Given the weather had been warmer last week (up into the 50s!), and my partner had just come home after an extended absence, we decided to get out and explore Trier, Germany a bit. It is less than an hour away by train, and–being the oldest city in Germany–is home to a lot of interesting architecture and Roman ruins. On a more shallow note, we both wanted to see the new Oz movie, which was playing there (Luxembourg City theaters didn’t start showing it until today, and I can be impatient sometimes). Though there were a couple of hiccups in our plan (the weather turned out to be considerably colder than we had expected and the movie was actually dubbed in German rather than just subtitled), we still had an enjoyable time. Even in freezing temperatures, it is nice to get out of the house and escape somewhere now and then.
The walk from the train station to city center was relatively short and pleasant (weather not withstanding), and–as with many other locations we’ve visited recently–we were easily able to imagine how amazing it will all be when Spring finally comes (though it does not appear it will come this week, as it is snowing again). A small park divided the road on the way to downtown, and beautiful homes and businesses lined the street.

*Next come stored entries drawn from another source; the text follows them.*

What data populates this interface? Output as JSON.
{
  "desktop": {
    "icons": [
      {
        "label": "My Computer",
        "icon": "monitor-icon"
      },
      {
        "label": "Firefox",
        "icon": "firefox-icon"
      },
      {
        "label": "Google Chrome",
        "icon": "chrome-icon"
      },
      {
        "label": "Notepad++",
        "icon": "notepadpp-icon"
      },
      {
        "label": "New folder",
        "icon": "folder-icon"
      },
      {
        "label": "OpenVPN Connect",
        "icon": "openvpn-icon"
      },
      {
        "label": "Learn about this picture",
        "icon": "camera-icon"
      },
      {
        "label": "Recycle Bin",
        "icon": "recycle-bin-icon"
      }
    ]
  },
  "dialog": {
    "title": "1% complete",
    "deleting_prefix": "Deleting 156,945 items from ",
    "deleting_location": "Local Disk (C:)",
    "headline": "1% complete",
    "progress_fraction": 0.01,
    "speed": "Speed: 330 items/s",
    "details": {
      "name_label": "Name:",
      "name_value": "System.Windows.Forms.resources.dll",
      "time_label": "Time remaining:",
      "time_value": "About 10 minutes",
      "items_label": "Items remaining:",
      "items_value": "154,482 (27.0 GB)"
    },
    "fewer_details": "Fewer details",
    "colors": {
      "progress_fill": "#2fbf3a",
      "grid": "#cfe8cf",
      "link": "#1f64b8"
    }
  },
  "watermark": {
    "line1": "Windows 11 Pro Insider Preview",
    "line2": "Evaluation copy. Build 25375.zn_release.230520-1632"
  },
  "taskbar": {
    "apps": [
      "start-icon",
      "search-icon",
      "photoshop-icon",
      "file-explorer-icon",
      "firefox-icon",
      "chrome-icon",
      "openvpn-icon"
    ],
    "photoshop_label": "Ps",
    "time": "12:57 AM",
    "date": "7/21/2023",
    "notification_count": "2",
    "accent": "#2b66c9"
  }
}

The passage across the street into city center was bordered by the Porta Nigra, which is a Roman city gate built around 200 AD. It is possible to climb inside of it and explore, but there was some kind of demonstration going on and we didn’t get to do so. We will definitely return for that another day.

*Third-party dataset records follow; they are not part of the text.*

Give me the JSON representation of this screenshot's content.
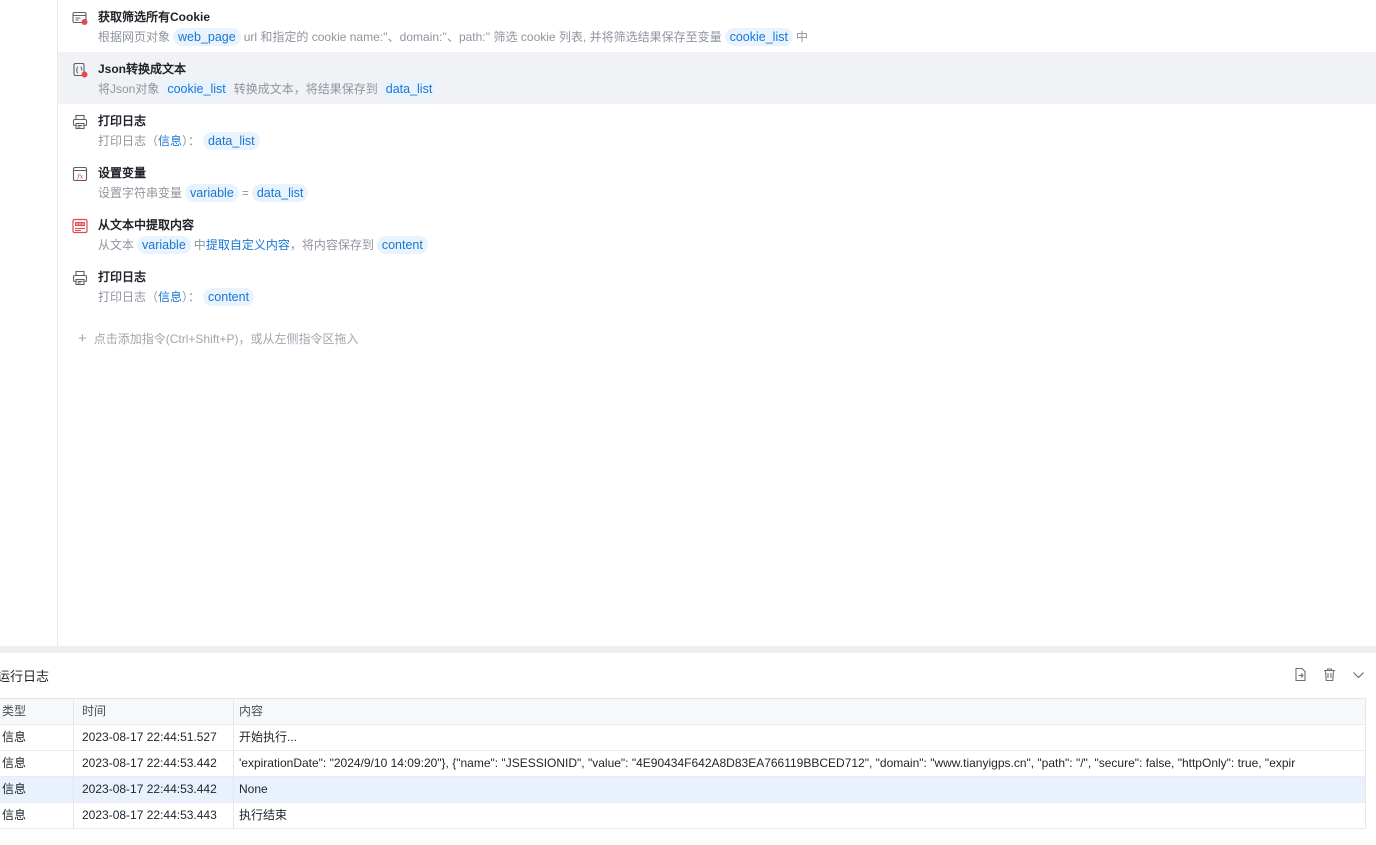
{
  "steps": [
    {
      "icon": "cookie-filter-icon",
      "title": "获取筛选所有Cookie",
      "parts": [
        {
          "t": "text",
          "v": "根据网页对象"
        },
        {
          "t": "chip",
          "v": "web_page"
        },
        {
          "t": "text",
          "v": "url 和指定的 cookie name:''、domain:''、path:'' 筛选 cookie 列表, 并将筛选结果保存至变量"
        },
        {
          "t": "chip",
          "v": "cookie_list"
        },
        {
          "t": "text",
          "v": "中"
        }
      ]
    },
    {
      "icon": "json-convert-icon",
      "title": "Json转换成文本",
      "parts": [
        {
          "t": "text",
          "v": "将Json对象"
        },
        {
          "t": "chip",
          "v": "cookie_list"
        },
        {
          "t": "text",
          "v": "转换成文本，将结果保存到"
        },
        {
          "t": "chip",
          "v": "data_list"
        }
      ]
    },
    {
      "icon": "print-log-icon",
      "title": "打印日志",
      "parts": [
        {
          "t": "text",
          "v": "打印日志（"
        },
        {
          "t": "link",
          "v": "信息"
        },
        {
          "t": "text",
          "v": "）："
        },
        {
          "t": "chip",
          "v": "data_list"
        }
      ]
    },
    {
      "icon": "set-variable-icon",
      "title": "设置变量",
      "parts": [
        {
          "t": "text",
          "v": "设置字符串变量"
        },
        {
          "t": "chip",
          "v": "variable"
        },
        {
          "t": "text",
          "v": "="
        },
        {
          "t": "chip",
          "v": "data_list"
        }
      ]
    },
    {
      "icon": "extract-text-icon",
      "title": "从文本中提取内容",
      "parts": [
        {
          "t": "text",
          "v": "从文本"
        },
        {
          "t": "chip",
          "v": "variable"
        },
        {
          "t": "text",
          "v": "中"
        },
        {
          "t": "link",
          "v": "提取自定义内容"
        },
        {
          "t": "text",
          "v": "，将内容保存到"
        },
        {
          "t": "chip",
          "v": "content"
        }
      ]
    },
    {
      "icon": "print-log-icon",
      "title": "打印日志",
      "parts": [
        {
          "t": "text",
          "v": "打印日志（"
        },
        {
          "t": "link",
          "v": "信息"
        },
        {
          "t": "text",
          "v": "）："
        },
        {
          "t": "chip",
          "v": "content"
        }
      ]
    }
  ],
  "selected_step": 1,
  "add_hint": "点击添加指令(Ctrl+Shift+P)，或从左侧指令区拖入",
  "log": {
    "title": "运行日志",
    "tools": [
      "export-log-icon",
      "delete-log-icon",
      "collapse-chevron-icon"
    ],
    "columns": [
      "类型",
      "时间",
      "内容"
    ],
    "rows": [
      {
        "type": "信息",
        "time": "2023-08-17 22:44:51.527",
        "content": "开始执行..."
      },
      {
        "type": "信息",
        "time": "2023-08-17 22:44:53.442",
        "content": "'expirationDate\": \"2024/9/10 14:09:20\"}, {\"name\": \"JSESSIONID\", \"value\": \"4E90434F642A8D83EA766119BBCED712\", \"domain\": \"www.tianyigps.cn\", \"path\": \"/\", \"secure\": false, \"httpOnly\": true, \"expir"
      },
      {
        "type": "信息",
        "time": "2023-08-17 22:44:53.442",
        "content": "None"
      },
      {
        "type": "信息",
        "time": "2023-08-17 22:44:53.443",
        "content": "执行结束"
      }
    ],
    "highlight_row": 2
  },
  "colors": {
    "chip_bg": "#e9f3fe",
    "chip_text": "#1976d2",
    "selected_row": "#f0f2f5",
    "log_highlight": "#e8f1fc",
    "icon_red": "#e5484d"
  }
}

We did some browsing in the open air market in city center, had some lunch, and enjoyed some punsch (a German hot wine drink similar to Gluhwein, but with white wine instead of red).
Before accepting the fact that the temperature was rapidly declining back into the 30s and that it was starting to rain, we did some more walking and found the Cathedral of Trier. This is the oldest cathedral in Germany. The original structure dates back to the 4th Century, with a major part of the facade completed in 1196.
We wanted to see the Palace of Trier as well as the ruins of the Roman baths, but decided–given the weather–it would be best saved for another time. Here are some more shots of the beautiful architecture around the city.